I mentioned my long stint in New York so that you'll appreciate that, for much of my adult life, none of my own senators was a conservative. From New York I unofficially adopted Senator Hatch as my own. I thought he represented my conservative views and values well. When he led the counterattack which narrowly saved now-Justice Clarence Thomas from his own borking (or as Thomas called it, a "high-tech lynching"), I was proud and grateful. It was a long, dirty, unpleasant job, but Senator Hatch stepped up.

Here's just one of many reasons why it mattered: Three presidential elections ago, a relatively conservative US Supreme Court reversed the Florida Supreme Court's decision to allow the Democratic Party to steal a presidential election. Part of that decision was by a 5-to-4 majority -- as narrow a victory as it could possibly be.

Since then, Senator Hatch has helped some other fine conservative judges join the US Supreme Court. The names John Roberts and Samuel Alito come to mind. This became especially important in 2009, when President Obama took office with Democratic majorities in both houses of Congress. This left the US Supreme Court as the most conservative force in our national government and the only significant structural restraint on the social democratic excesses enacted by Congress and the Obama administration. (I wonder: If the Court overturns ObamaCare this year, will any of Hatch's opponents suspend their animosity long enough to thank him for his role in our having a conservative Court? If they're the fine sort of people they think they are, they will.)

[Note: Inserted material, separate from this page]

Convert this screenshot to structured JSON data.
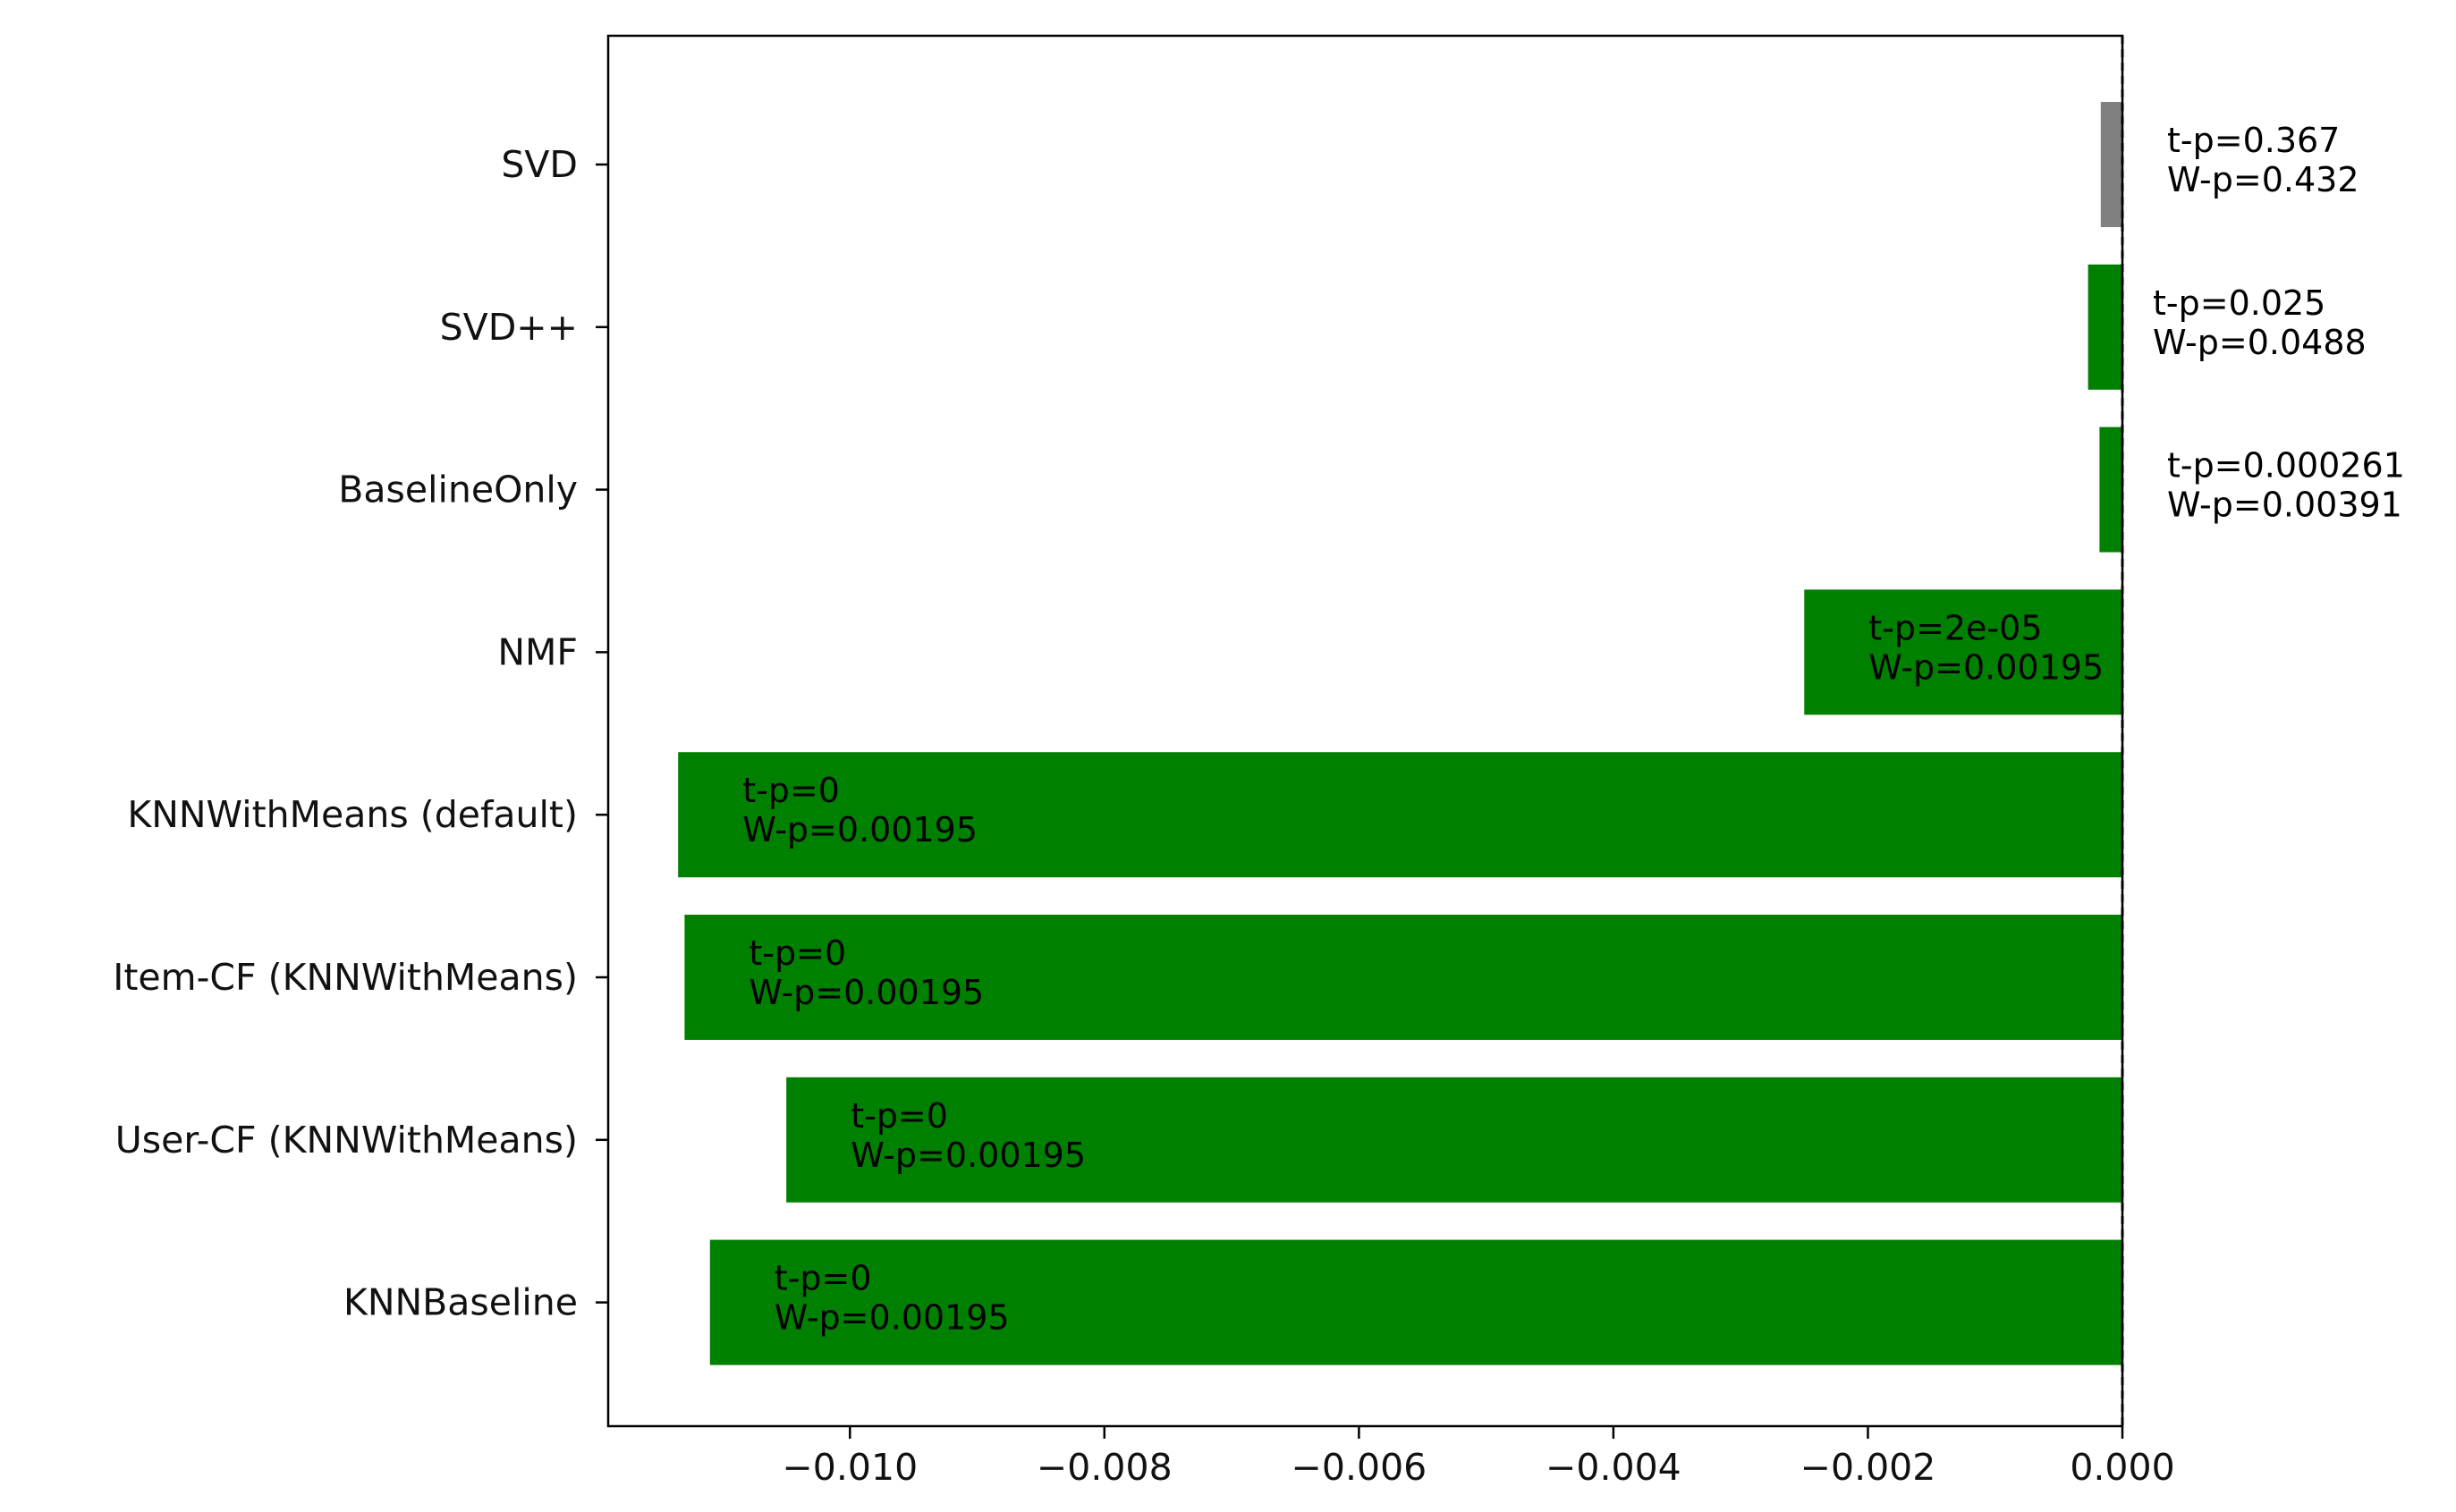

My vote this year is Orrin Hatch's to lose, and I don't see anyone in this year's rather weak field of challengers to whom he is likely to lose it (of which more later). I like having him as my US senator. He is an able, influential, intelligent conservative -- a conservative by any reasonable definition. I value his experience and his seniority, both of which matter a great deal more in the Senate than most people realize, and more than his opponents are willing to acknowledge.

Since he seems willing to continue for another term, I will happily work and vote to keep him there.